Despite what I've said above, we always ran our school cross country in a long sleeved brightly coloured school sweatshirt, one layer, nothing allowed underneath it so if you were one of those who came to school wearing a vest under your school shirt you had to take it off, I do remember that bit. There was never any suggestion that we might do that with a bare chest only. I am struggling to understand the logic of being told to run the school cross country shirtless and what actual benefit that brought. I know I was always being told about the benefits of being out in the fresh air when I was younger but I'm not sure that extends to the cross country explanation.
Lucky you Pete for doing cross country at the local countryside proper - funny about the minibus though.
The running joke at my school when we went running was wondering where the country part of the running actually was. Our whole course was urban streets in the main and having to wait at certain points for traffic before going across a couple of roads. When it was warm we got taken out on this so called cross country shirtless many many times, no say about that at all. A right old liberty that. Christ that used to embarrass me and I wasn't easily embarrassed. Along this course we passed a parade of shops where there was a local Spar convenience store regularly used by kids from our school. A day happened where about five of us had separated from our main running group and the teacher had run ahead leaving us far behind so we piled into the Spar, a mate had already stuffed a pound note down his pants just incase, and we all filed into the shop in our PE kits, no tops on and promptly got thrown straight back out onto the street laughing uncontrollably but then seeing our PE teacher marching furiously back down the road at us. Our teacher gave us a right mouthful. Then we ran the rest of the course faster than we'd ever done back to school on pain of an imminent detention if we didn't.
That Sunday Times article isn't wrong is it. Not so sure about the sugar and salt in food bit though. 15% obese in the 1970's and now 64%, really. So only 1 in 3 are okay weight nowadays.

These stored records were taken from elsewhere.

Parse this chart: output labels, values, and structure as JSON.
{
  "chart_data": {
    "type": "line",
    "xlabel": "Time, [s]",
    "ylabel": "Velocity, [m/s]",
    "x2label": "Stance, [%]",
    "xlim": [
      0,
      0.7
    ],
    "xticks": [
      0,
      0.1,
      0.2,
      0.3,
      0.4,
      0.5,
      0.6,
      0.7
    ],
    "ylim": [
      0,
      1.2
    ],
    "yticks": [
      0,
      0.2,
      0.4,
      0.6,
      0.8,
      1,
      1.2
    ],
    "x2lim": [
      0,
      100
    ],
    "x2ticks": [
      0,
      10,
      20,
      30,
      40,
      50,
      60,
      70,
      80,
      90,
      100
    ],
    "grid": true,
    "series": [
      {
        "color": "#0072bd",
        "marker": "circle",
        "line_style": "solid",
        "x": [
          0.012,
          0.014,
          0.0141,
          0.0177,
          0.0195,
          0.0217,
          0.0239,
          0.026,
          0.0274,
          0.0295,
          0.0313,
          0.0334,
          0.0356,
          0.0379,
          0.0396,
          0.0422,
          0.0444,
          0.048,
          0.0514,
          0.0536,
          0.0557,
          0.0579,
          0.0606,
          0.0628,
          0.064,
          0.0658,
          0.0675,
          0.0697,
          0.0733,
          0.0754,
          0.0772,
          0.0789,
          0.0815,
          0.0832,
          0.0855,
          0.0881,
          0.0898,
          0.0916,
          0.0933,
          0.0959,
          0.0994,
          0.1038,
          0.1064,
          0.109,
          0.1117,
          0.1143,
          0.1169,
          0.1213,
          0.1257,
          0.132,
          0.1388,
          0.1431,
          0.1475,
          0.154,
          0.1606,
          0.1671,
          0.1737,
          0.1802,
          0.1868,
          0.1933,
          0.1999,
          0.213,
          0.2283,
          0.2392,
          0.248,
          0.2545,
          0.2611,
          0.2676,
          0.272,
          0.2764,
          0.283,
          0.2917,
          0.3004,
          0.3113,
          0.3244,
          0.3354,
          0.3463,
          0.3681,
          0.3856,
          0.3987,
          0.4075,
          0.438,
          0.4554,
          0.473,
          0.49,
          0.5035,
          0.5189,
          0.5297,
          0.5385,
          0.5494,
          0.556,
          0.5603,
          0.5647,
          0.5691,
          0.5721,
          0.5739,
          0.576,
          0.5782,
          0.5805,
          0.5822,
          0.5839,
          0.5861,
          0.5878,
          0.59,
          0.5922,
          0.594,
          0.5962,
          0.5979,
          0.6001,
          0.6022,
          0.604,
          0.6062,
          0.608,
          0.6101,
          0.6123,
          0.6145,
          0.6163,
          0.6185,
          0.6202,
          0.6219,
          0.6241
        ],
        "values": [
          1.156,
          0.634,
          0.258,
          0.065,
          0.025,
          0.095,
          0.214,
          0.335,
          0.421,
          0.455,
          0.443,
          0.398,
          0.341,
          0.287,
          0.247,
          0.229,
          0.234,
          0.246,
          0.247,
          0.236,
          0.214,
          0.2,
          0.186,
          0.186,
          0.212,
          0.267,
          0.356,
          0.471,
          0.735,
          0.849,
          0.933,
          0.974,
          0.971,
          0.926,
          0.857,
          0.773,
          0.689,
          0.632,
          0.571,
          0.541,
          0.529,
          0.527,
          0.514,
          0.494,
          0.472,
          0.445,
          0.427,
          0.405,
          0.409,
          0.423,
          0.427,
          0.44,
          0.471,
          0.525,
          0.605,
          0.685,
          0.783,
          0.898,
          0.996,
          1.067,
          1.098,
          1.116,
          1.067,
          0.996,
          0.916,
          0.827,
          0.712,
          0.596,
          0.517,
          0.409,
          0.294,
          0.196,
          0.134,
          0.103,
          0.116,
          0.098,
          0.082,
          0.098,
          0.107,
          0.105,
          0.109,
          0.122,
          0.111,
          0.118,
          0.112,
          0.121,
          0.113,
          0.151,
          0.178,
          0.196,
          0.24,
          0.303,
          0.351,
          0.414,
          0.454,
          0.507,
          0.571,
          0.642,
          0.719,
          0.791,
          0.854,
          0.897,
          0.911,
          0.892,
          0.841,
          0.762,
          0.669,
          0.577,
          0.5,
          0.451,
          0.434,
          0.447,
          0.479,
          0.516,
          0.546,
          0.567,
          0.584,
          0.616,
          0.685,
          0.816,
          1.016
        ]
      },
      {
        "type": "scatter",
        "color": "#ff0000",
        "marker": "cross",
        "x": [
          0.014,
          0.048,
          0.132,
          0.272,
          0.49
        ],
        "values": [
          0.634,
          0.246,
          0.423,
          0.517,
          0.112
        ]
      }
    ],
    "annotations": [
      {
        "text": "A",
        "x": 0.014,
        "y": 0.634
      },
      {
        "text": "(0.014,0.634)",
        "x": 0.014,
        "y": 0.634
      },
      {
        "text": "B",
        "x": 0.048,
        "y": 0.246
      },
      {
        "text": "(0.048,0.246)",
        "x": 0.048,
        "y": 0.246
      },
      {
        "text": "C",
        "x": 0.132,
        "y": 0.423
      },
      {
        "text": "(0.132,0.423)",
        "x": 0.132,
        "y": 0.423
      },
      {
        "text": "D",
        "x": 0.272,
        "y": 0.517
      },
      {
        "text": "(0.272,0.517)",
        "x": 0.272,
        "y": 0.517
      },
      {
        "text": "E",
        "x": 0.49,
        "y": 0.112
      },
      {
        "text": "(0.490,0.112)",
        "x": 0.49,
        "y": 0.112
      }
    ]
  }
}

How many noticeably overweight boys do you have in PE Nathan? Most old timers on here don't remember any in PE, which probably accounts for why bare chested PE is not seen as a problem from those years gone by.
But I know some quite overweight people with Apple watches and iPhones who use the health app to count their steps religiously but it makes no difference to them. We didn't need them 50 years ago and all these health apps are now out there and we're less healthy than ever.
With the warm weather in the UK at the moment I have observed numerous lads walking around in public with their shirts off. I doubt that these lads would be concerned about doing PE bare chested. I can understand concerns regarding the dangers of getting sunburnt if not wearing a shirt for outdoor PE but for indoor PE I cannot see the need for lads to have to wear a shirt.